On Nov 24, 2011, at 8:15 PM, Anca Luca wrote:
On 11/24/2011 05:31 PM, Vincent Massol wrote:
On Nov 24, 2011, at 4:55 PM, Denis Gervalle
wrote:
On Thu, Nov 24, 2011 at 16:25, Vincent
Massol<vincent(a)massol.net> wrote:
On Nov 24, 2011, at 4:06 PM, Denis Gervalle
wrote:
> On Thu, Nov 24, 2011 at 13:58, Vincent Massol<vincent(a)massol.net>
wrote:
>> Hi devs,
>>
>> Summary:
>> ========
>>
>> I'd like to add the notion of Priority to Event Listeners. The reason is
>> that in some cases it's important that some listeners execute before
others.
>> The problem at hand:
>> =================
>>
>> Here's a typical use case: When receiving the ApplicationStartedEvent,
we
>> have lot of code that needs to initialize. Initialization order is
>> important (you can compare it to run levels in OS): for example some
init
>> must happen after the Database initialization has happened.
>>
>> Note that another solution exists for this use case: some
initializations
>> could introduce their own events (such as a DatabaseStartedEvent) and
other
>> init could listen on those events instead of the generic
>> ApplicationStartedEvent. However I can see several drawbacks to this:
>> * it's less generic than the priority solution
>> * it means creating more events
>> * but more importantly it means that modules will have strong
dependencies
>> (at maven level) on each other whereas it's not necessary and shouldn't
be
>> the case. In our example use case: it means that inits that must happen
>> after database is started will need to depend on oldcore (which is
where DB
>> is started ATM)
>>
>> Proposal:
>> ========
>>
>> * Don't break backward compat in Observation module
>> * Introduce a PrioritizedEventListener interface that adds a
getPriority()
>> method
>> * Modify ObservationManager implementation to take into account
priorities
>> * In order to make it simple I propose to have only a single priority
per
>> Listener and not a priority per event supported by a given listener
>>
>> General Context
>> =============
>>
>> To give some context here's what I'd like to do on the medium term:
>>
>> * Step 1: Introduce notion of priority in EventListeners
>> * Step 2: Refactor XWiki init to use an EventListener on AppStarted with
>> low priority
>> * Step 3: Refactor wiki macros to use an EventListener on AppStarted
with
>> priority value lower than at step2
>> * Step 4: Write an EventListener for the new UI Extensions with a
priority
>> value higher than the one of step2<-- this is the initial goal that
led
>> me to make this proposal ;)
>>
>> WDYT?
>>
> Sounds good if not overkill for the goal.

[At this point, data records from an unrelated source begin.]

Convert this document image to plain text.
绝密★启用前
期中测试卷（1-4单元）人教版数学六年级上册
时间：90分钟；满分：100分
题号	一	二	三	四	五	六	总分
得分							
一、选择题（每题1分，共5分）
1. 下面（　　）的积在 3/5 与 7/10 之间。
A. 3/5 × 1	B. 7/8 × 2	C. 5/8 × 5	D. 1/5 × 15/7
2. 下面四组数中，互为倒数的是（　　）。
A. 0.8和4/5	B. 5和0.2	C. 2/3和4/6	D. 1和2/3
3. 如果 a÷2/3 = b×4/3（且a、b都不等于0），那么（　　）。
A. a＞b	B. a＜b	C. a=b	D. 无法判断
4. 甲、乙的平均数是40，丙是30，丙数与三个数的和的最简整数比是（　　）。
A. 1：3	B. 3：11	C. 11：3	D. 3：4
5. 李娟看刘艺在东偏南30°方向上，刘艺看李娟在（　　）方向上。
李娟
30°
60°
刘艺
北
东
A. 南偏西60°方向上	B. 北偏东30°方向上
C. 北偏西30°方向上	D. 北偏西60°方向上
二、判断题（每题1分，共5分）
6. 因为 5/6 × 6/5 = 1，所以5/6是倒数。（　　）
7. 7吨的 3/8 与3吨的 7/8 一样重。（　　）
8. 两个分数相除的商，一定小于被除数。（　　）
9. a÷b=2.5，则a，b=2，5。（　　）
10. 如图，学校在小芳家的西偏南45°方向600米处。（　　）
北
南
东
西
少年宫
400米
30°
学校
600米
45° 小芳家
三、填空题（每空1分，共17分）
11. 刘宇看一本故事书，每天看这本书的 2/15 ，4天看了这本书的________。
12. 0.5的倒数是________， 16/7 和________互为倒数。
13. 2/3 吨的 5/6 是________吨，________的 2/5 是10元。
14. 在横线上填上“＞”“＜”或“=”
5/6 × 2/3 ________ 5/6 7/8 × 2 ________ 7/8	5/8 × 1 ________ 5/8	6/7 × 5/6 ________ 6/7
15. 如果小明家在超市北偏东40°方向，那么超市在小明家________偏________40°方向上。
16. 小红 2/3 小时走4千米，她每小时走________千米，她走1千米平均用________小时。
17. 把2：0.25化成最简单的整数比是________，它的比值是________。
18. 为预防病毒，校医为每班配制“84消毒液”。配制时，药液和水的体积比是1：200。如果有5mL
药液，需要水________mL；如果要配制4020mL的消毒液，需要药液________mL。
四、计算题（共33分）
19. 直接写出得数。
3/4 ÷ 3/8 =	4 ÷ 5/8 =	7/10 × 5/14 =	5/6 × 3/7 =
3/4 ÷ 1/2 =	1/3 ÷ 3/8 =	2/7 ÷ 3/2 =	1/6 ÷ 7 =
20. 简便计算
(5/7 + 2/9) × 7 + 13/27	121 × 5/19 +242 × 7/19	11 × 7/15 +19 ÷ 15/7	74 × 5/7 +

> An simpler alternative would be to have more than a single AppStarted
> event, like there is more than one starting level in Linux.

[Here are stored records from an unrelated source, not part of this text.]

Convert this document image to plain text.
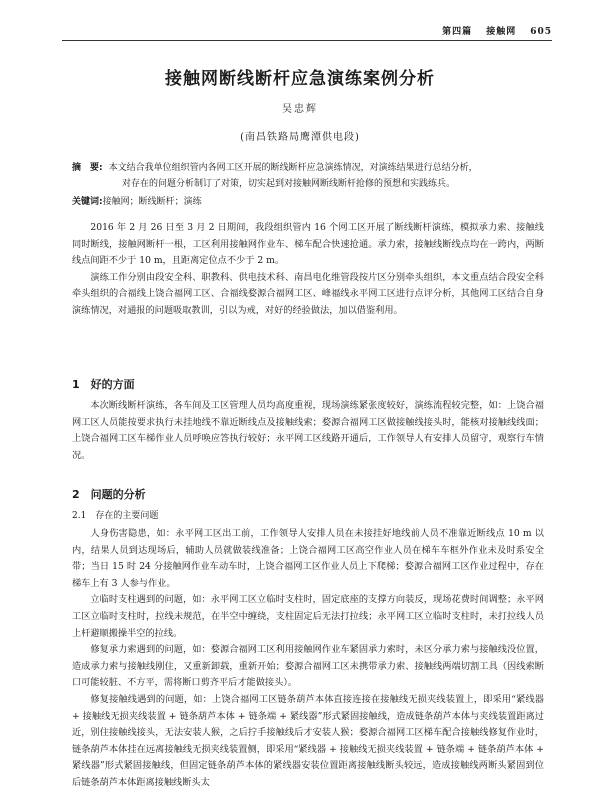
第四篇 接触网 605
接触网断线断杆应急演练案例分析
吴忠辉
(南昌铁路局鹰潭供电段)
摘　要: 本文结合我单位组织管内各网工区开展的断线断杆应急演练情况，对演练结果进行总结分析，
对存在的问题分析制订了对策，切实起到对接触网断线断杆抢修的预想和实践练兵。
关键词:接触网；断线断杆；演练

2016 年 2 月 26 日至 3 月 2 日期间，我段组织管内 16 个网工区开展了断线断杆演练，模拟承力索、接触线同时断线，接触网断杆一根，工区利用接触网作业车、梯车配合快速抢通。承力索，接触线断线点均在一跨内，两断线点间距不少于 10 m，且距离定位点不少于 2 m。

演练工作分别由段安全科、职教科、供电技术科、南昌电化维管段按片区分别牵头组织，本文重点结合段安全科牵头组织的合福线上饶合福网工区、合福线婺源合福网工区、峰福线永平网工区进行点评分析，其他网工区结合自身演练情况，对通报的问题吸取教训，引以为戒，对好的经验做法，加以借鉴利用。

1　好的方面

本次断线断杆演练，各车间及工区管理人员均高度重视，现场演练紧张度较好，演练流程较完整，如：上饶合福网工区人员能按要求执行未挂地线不靠近断线点及接触线索；婺源合福网工区做接触线接头时，能核对接触线线面；上饶合福网工区车梯作业人员呼唤应答执行较好；永平网工区线路开通后，工作领导人有安排人员留守，观察行车情况。

2　问题的分析
2.1　存在的主要问题

人身伤害隐患，如：永平网工区出工前，工作领导人安排人员在未接挂好地线前人员不准靠近断线点 10 m 以内，结果人员到达现场后，辅助人员就做装线准备；上饶合福网工区高空作业人员在梯车车框外作业未及时系安全带；当日 15 时 24 分接触网作业车动车时，上饶合福网工区作业人员上下爬梯；婺源合福网工区作业过程中，存在梯车上有 3 人参与作业。

立临时支柱遇到的问题，如：永平网工区立临时支柱时，固定底座的支撑方向装反，现场花费时间调整；永平网工区立临时支柱时，拉线未规范，在半空中缠绕，支柱固定后无法打拉线；永平网工区立临时支柱时，未打拉线人员上杆避顺搬操半空的拉线。

修复承力索遇到的问题，如：婺源合福网工区利用接触网作业车紧固承力索时，未区分承力索与接触线没位置，造成承力索与接触线刚住，又重新卸载，重新开始；婺源合福网工区未携带承力索、接触线两端切割工具（因线索断口可能较脏、不方平，需将断口剪齐平后才能做接头）。

修复接触线遇到的问题，如：上饶合福网工区链条葫芦本体直接连接在接触线无损夹线装置上，即采用“紧线器 + 接触线无损夹线装置 + 链条葫芦本体 + 链条端 + 紧线器”形式紧固接触线，造成链条葫芦本体与夹线装置距离过近，别住接触线接头，无法安装人猴，之后拧手接触线后才安装人猴；婺源合福网工区梯车配合接触线修复作业时，链条葫芦本体挂在远离接触线无损夹线装置侧，即采用“紧线器 + 接触线无损夹线装置 + 链条端 + 链条葫芦本体 + 紧线器”形式紧固接触线，但固定链条葫芦本体的紧线器安装位置距离接触线断头较远，造成接触线两断头紧固到位后链条葫芦本体距离接触线断头太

> Let say one level before XWiki, the one during, the one after ? is there
so
> many other use case ?
Well, I have said +1 anyway, but...
Yes this is very close to the other solution I
explained above.
Surely.
But it's far less generic and introduces
knowing stuff you don't really
need to know. For me it's a "poorman" implementation of priorities.
Well, it depends on the pursued goal. What I mostly dislike in priority
systems, it the management of priorities. When you say that you are
listening on a let says DatabaseStarted event, you clearly explain what you
really need. On the other hand, when you say that you want to be run at
priority 100 of the AppStartedEvent, without another document saying that
starting at 100, database is ready, and ensuring this in the database
module, you do not really know what it means really.
Yes it's static
dependency vs loose dependency. One is statically typed the other is documentation.
But that's the only way I know to not have modules depend on each other.
I like the static way of course but what you proposed while it's good for this
specific use case doesn't solve all other use cases, which is why I'm ambivalent
about it and why I think the generic solution is a bit better (I could be convinced
otherwise with enough arguing and if enough devs prefer the non generic way ;)).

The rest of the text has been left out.